Monday, 19 December 2016

ARMIDALE will be officially recognised as a regional city for the first time, as part of a new 20-year vision for the New England North West region to grow the local economy, foster resilient communities and protect the natural environment.

The draft New England North West Regional Plan is the NSW Government’s blueprint for the region to 2036 and has been released today in Armidale by Planning Minister Rob Stokes.

The Parliamentary Secretary for Northern NSW Adam Marshall said the plan was a snapshot of where the region is now – and where it is going over the next 20 years – with a forecast growth in population of 14,000 more people in that time.

The plan sets out actions to create more homes and jobs; support local agriculture and industry; improve transport and provide better public facilities for the regional community.

Planning Minister Rob Stokes said the plan will help build an exciting future for the New England Northwest region.

“This plan sets out a vision to grow the region’s strong local economy, and ensure its vibrant and sustainable communities flourish into the future,” Mr Stokes said.

“It’s vital that we make people’s lives better as our communities grow and change in years to come.”

He told a media launch in Armidale’s Central Park that the NENW was a strong and dynamic region and would play an important role in state growth.

Northern Tablelands Adam Marshall welcomed the draft plan saying it identified the challenges the two fastest regional cities, Armidale and Tamworth, had in meeting development aims but that they were the main economic drivers of a forecast 200,000 people across the region by 2036.

“The draft Regional Plan recognises Armidale’s importance as a population, transport and services hub for the region now and into the future,” Mr Marshall said.

“The region’s population is expected to increase by more than 13,000 people in the next 20 years, and this draft plan will ensure we have the jobs, homes and infrastructure we need.”

Both Armidale and Tamworth will be officially named regional cities, and are expected to be home to more than 50 per cent of the region’s population in the next two decades. Moree, Inverell, Gunnedah and Narrabri will be recognised as strategic centres, housing a further 28 per cent of residents in the same period.
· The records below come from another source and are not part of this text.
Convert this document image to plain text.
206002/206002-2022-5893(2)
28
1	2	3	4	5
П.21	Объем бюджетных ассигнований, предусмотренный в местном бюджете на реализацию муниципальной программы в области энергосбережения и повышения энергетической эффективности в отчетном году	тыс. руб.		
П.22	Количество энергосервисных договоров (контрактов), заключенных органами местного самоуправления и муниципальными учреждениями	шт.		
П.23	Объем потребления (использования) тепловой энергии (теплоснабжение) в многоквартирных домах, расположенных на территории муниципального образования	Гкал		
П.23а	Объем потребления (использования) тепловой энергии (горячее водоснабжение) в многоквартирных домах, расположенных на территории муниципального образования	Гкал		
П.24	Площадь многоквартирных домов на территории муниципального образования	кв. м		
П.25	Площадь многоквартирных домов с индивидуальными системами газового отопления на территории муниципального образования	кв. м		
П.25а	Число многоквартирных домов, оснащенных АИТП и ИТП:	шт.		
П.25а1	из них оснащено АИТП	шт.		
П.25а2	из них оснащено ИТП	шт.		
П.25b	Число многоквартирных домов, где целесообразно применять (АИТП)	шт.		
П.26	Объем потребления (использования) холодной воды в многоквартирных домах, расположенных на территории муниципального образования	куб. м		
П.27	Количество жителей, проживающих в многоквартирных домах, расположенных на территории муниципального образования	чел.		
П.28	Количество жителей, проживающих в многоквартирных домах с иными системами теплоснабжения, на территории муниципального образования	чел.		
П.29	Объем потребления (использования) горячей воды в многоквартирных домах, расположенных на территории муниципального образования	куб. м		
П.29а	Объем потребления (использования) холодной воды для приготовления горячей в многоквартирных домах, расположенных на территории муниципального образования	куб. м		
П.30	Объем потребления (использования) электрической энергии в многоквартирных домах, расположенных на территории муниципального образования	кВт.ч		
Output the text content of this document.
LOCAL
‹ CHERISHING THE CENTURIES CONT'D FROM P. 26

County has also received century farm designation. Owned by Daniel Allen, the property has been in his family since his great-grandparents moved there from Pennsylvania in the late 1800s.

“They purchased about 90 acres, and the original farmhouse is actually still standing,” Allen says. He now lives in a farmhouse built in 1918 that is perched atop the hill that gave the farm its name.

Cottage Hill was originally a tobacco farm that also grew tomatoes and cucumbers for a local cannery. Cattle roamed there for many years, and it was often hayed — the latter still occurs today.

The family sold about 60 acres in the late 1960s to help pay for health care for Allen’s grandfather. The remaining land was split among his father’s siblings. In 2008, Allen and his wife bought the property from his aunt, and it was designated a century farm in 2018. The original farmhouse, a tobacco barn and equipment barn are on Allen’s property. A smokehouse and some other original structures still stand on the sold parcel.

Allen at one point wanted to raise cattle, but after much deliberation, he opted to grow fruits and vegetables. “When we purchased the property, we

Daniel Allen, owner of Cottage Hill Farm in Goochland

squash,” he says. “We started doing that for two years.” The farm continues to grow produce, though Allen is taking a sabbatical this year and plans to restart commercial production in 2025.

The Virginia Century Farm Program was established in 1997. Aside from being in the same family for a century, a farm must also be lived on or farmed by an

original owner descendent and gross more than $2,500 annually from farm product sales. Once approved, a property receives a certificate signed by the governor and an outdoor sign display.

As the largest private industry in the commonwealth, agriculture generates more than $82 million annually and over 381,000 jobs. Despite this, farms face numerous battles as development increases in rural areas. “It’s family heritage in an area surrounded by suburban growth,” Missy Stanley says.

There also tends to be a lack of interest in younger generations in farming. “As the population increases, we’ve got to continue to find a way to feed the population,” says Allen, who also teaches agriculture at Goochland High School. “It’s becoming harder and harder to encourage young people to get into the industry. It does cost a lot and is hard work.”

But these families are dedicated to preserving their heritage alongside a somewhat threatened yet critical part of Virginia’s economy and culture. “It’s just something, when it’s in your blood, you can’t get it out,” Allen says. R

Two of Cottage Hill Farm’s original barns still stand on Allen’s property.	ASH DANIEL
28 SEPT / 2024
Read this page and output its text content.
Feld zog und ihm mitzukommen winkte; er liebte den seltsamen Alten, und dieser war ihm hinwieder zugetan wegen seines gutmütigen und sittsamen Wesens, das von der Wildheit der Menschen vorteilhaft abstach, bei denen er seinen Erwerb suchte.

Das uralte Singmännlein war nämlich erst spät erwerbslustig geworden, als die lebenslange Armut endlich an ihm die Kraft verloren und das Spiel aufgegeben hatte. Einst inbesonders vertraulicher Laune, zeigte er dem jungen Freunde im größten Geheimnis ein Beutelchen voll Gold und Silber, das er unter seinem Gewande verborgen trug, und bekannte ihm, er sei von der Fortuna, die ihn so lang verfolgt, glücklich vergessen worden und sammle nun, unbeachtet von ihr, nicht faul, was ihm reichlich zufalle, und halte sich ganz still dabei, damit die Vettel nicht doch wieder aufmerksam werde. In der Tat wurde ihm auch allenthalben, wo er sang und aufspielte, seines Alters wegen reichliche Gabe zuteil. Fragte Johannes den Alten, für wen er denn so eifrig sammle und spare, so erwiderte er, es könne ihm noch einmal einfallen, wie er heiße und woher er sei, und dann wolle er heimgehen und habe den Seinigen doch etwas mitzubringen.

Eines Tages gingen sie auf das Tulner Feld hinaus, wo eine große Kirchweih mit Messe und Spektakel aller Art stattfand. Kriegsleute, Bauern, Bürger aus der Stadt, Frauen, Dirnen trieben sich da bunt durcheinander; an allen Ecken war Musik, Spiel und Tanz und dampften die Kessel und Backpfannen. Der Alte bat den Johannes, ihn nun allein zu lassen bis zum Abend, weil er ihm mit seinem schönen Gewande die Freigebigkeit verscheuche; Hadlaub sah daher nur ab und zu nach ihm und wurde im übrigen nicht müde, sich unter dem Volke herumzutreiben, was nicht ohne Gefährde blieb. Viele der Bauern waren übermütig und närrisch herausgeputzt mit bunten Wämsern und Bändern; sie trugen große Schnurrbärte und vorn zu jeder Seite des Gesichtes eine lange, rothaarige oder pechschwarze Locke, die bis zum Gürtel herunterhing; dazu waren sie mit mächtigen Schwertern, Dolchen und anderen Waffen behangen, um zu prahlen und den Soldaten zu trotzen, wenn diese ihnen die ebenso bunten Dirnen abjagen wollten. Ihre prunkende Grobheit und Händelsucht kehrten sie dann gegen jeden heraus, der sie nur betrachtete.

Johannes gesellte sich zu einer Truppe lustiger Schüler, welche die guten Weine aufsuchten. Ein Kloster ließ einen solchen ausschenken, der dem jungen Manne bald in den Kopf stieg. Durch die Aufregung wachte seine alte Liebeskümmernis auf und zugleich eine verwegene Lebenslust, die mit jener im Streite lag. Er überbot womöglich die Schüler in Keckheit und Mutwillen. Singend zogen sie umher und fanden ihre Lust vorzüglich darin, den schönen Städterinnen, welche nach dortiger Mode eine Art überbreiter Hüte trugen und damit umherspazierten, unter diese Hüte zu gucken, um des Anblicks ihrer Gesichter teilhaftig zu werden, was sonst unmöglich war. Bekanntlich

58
Regional city and strategic centre designations highlight the key roles these centres will play in the region’s future and indicate the resources, infrastructure and public facilities required to ensure the region flourishes into the future.

Mr Marshall said infrastructure development was key to growth as was a more diversified regional economy and manufacturing, agriculture, mining and energy resources were seen as future drivers of investment in infrastructure, which would in turn drive jobs.

“There’s currently something like over $1Billion investment in the Glen Innes area in renewable energy,” Mr Marshall said.

“There’s 200 people employed in the White Rock wind farm construction phase and investment of over $5million with contractors. There will be 20 fulltime jobs in maintenance when it is completed and feeding into the grid.

“That’s a sign of the investment potential and economic development in the solar and wind energy industry we can support in the NENW.”

Members of the community can make submissions on the draft plan until 20 March 2017 and can provide feedback via an online survey and interactive map.

Once the exhibition closes, feedback will be assessed and will help inform the final New England North West Regional Plan.

A new inter-agency committee with representatives from local councils and NSW Government agencies will be established to drive the plan’s implementation.